Background: Adoptive cell therapy (ACT) has shown a promising result in the treatment of various types of cancers. However, as treated patients sometimes experience recurrences, understanding the mechanism(s) of the recurrences is important to maximize the clinical effect of ACT. Although tumor antigen loss has been reported as a major cause of acquired resistance in ACT, how and when these antigen loss variants are developed remains unclear. Objective:To clarify the mechanism(s) developing tumor antigen loss variants by ACT.

Results: BALB/c mice were inoculated subcutaneously with CMS5a cells (CMS5aP) harboring a neoantigen derived from mutated ERK2 (mERK2). Splenic CD8+ T cells from DUC18 mice (TCR specific for mERK2 transgenic mice) were transferred intravenously into CMS5a tumor-bearing mice. Although all tumors were totally eradicated by ACT, tumors were recurred in 4/12 treated mice. Cell lines were established from recurrent tumors (CMS5aR) and were subjected to further analyses. Whole exome sequence revealed a loss of mERK2 genes due to the deletion of chromosome 16 which contained mERK2 gene in resistant CMS5aR cells, but not in CMS5aP cells. The deletion of chromosome 16 was also confirmed with spectral karyotyping. We therefore addressed whether CMS5aR which lost chromosome 16 were newly developed by ACT or expanded from minor population which had exited at the initiation of ACT. Single cell clones (CMS5aS) were generated from the CMS5aP cells and confirmed to harbor mERK2. Mice were inoculated with these single clones and treated with ACT. Tumors were completely eradicated and no relapses were observed. When ACT was delayed, the frequency of tumor recurrence was increased, indicating that a resistant clone is newly developed in the course of tumor progression and selected during ACT. Then, the sensitive CMS5aS cells and resistant CMS5aR cells were labeled with DsRed-Express and GFP, respectively. Resistant CMS5aR cells were mixed in various proportions with sensitive CMS5aS cells, and the mixture was inoculated into BALB/c mice and treated with ACT. Tumor relapses were observed even in the mixture of resistant CMS5aR cells with the sensitive CMS5aS cells in 1/10000. These relapsed tumors were composed of only resistant CMS5aR tumors labeled with GFP. Based on the experimental data, a mathematical model for the prediction of recurrence was established using tumor-cell growth rates and tumor sizes, which completely followed the outcome of tumors in vivo model.

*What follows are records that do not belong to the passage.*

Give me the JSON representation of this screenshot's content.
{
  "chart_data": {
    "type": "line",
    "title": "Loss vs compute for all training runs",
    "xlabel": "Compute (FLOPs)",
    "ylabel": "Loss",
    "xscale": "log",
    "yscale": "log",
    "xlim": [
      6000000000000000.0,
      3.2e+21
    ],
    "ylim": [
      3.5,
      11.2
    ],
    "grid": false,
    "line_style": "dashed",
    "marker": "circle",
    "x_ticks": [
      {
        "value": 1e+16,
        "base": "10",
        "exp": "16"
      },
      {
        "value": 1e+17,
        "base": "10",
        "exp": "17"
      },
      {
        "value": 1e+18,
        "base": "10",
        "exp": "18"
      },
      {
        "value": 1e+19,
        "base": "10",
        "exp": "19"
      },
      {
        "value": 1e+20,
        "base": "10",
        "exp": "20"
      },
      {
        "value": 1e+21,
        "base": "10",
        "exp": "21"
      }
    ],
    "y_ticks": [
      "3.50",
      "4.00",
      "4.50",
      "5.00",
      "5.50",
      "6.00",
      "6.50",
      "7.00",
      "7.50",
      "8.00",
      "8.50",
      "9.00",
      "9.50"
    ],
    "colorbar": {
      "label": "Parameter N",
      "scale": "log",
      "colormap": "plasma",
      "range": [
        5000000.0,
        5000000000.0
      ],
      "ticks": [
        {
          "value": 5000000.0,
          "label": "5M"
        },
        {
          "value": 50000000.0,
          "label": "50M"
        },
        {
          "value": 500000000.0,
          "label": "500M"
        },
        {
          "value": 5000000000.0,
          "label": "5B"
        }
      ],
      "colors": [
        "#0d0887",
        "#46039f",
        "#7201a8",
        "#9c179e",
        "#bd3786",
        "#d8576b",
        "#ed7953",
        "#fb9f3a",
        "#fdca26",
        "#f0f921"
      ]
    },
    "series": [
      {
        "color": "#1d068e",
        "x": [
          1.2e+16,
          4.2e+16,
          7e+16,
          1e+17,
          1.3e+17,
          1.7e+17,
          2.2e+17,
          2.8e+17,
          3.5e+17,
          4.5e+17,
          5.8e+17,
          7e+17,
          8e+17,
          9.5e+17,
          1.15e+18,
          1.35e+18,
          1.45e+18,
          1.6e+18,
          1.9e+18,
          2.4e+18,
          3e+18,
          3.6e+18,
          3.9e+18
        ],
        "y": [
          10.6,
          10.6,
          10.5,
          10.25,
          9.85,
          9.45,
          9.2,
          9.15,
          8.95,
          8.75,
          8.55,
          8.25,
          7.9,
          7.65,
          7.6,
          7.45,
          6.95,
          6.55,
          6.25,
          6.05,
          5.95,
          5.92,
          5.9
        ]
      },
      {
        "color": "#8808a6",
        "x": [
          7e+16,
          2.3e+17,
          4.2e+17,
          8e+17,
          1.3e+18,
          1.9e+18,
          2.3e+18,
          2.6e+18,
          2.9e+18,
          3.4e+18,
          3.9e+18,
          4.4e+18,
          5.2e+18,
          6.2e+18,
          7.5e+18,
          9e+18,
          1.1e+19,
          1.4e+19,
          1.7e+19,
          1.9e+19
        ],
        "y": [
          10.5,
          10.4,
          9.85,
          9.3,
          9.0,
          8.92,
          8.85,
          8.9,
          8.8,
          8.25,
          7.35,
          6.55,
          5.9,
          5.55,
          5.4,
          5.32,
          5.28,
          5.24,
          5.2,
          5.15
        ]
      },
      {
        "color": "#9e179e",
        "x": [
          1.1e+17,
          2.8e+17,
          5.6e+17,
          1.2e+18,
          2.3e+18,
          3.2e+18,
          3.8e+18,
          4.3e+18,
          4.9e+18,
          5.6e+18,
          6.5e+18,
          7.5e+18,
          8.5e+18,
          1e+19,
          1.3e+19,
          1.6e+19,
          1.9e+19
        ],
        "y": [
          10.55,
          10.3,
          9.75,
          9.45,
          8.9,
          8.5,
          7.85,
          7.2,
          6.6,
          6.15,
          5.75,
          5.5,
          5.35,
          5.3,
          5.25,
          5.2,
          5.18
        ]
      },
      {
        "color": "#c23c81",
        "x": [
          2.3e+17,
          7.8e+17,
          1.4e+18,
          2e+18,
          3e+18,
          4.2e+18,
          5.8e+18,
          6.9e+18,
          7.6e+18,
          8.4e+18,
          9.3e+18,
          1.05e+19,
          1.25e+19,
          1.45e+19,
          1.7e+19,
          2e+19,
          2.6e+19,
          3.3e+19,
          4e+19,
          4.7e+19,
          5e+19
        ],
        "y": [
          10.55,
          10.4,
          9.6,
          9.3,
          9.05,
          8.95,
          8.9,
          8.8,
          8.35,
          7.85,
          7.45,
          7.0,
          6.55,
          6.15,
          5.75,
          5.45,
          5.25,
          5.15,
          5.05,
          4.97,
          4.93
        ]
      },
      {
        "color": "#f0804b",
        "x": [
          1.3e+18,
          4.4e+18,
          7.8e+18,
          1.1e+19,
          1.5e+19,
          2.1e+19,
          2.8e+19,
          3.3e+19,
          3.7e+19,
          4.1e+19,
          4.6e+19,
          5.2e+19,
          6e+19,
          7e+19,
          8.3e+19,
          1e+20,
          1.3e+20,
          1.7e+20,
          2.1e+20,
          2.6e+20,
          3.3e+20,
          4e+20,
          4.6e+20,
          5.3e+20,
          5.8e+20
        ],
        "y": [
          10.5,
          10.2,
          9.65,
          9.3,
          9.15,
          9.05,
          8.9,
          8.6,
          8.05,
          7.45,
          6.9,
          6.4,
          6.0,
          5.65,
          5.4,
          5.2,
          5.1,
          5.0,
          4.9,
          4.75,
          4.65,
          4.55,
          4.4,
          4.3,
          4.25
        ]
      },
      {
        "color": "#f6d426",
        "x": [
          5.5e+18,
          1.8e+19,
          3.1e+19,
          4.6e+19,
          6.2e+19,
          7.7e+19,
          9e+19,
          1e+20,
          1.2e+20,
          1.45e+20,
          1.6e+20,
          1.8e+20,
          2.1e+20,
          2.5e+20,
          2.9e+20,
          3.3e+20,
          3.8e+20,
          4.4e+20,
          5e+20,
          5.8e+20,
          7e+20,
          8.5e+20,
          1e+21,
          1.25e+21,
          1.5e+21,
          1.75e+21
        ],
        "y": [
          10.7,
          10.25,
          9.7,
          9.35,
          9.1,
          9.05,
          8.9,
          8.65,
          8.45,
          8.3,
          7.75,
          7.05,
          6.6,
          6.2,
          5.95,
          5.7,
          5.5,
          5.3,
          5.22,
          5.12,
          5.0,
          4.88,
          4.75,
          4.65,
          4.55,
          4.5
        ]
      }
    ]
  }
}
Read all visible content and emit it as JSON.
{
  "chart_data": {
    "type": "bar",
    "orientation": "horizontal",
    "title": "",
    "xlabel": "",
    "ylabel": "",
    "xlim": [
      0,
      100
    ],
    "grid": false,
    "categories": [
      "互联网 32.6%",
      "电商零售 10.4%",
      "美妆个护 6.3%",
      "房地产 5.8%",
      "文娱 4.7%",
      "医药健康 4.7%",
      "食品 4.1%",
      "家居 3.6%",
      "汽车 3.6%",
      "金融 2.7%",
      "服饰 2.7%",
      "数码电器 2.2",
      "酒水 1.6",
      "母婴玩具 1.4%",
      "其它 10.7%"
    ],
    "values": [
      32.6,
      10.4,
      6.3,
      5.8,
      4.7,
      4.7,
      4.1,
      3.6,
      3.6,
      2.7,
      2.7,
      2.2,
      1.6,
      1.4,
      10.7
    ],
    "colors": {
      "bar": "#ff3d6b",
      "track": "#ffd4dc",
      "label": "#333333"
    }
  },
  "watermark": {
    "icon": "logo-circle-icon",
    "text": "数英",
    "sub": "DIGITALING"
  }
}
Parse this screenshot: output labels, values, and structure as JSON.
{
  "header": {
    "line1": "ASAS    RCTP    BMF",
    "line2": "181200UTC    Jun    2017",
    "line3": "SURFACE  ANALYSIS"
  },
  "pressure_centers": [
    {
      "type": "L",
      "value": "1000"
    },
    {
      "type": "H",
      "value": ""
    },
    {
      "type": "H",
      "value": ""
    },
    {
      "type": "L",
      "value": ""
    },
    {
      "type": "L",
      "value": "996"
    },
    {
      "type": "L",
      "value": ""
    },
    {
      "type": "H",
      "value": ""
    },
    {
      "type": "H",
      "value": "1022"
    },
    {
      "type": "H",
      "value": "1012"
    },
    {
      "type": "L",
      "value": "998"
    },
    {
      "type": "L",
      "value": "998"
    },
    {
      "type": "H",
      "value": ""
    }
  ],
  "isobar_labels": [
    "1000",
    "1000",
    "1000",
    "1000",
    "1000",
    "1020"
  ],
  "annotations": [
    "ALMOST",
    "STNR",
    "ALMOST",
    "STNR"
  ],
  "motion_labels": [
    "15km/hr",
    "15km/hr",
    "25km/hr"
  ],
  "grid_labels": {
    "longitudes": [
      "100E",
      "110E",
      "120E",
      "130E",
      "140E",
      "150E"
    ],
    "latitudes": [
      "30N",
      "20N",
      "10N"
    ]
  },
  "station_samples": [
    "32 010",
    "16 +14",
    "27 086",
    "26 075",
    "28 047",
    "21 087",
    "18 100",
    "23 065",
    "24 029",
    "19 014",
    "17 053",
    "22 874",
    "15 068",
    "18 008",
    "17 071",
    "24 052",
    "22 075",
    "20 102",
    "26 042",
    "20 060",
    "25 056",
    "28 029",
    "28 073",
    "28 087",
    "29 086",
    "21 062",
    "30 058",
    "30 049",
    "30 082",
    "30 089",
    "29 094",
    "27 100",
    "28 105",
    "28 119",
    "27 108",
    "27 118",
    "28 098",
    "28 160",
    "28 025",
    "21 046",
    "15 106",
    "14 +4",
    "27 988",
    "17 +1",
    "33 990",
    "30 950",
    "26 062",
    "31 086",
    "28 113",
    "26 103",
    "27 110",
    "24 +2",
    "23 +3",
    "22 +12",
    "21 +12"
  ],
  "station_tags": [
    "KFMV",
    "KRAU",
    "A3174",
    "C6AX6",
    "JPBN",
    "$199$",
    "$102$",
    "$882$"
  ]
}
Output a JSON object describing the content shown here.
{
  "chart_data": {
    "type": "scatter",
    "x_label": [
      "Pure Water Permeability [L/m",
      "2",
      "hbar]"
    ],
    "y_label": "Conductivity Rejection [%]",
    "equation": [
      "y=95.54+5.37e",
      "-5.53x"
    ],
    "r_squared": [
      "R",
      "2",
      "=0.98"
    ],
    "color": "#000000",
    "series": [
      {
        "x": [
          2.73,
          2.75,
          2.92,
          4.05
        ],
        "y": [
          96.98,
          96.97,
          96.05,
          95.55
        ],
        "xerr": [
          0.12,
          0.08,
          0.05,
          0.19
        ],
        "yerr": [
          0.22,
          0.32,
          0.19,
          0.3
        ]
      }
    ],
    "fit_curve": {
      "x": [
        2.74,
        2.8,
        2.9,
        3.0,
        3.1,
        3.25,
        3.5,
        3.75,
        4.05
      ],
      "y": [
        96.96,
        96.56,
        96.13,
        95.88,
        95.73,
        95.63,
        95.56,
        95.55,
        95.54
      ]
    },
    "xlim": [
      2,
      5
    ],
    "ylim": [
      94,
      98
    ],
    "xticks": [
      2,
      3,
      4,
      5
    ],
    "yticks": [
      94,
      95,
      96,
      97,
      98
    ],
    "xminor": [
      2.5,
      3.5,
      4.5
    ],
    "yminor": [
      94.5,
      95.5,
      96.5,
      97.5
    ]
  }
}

Conclusion: We propose that the acquired resistance clone against ACT is secondarily induced in the course of tumor progression and selected during the ACT.

Citation Format: Takahiro Kamada, Yosuke Togashi, Yoshihiro Ohue, Hiroyoshi Nishikawa. The secondary immune selection is the dominant mechanism for acquired resistance against adoptive cell therapy [abstract]. In: Proceedings of the American Association for Cancer Research Annual Meeting 2019; 2019 Mar 29-Apr 3; Atlanta, GA. Philadelphia (PA): AACR; Cancer Res 2019;79(13 Suppl):Abstract nr 2308.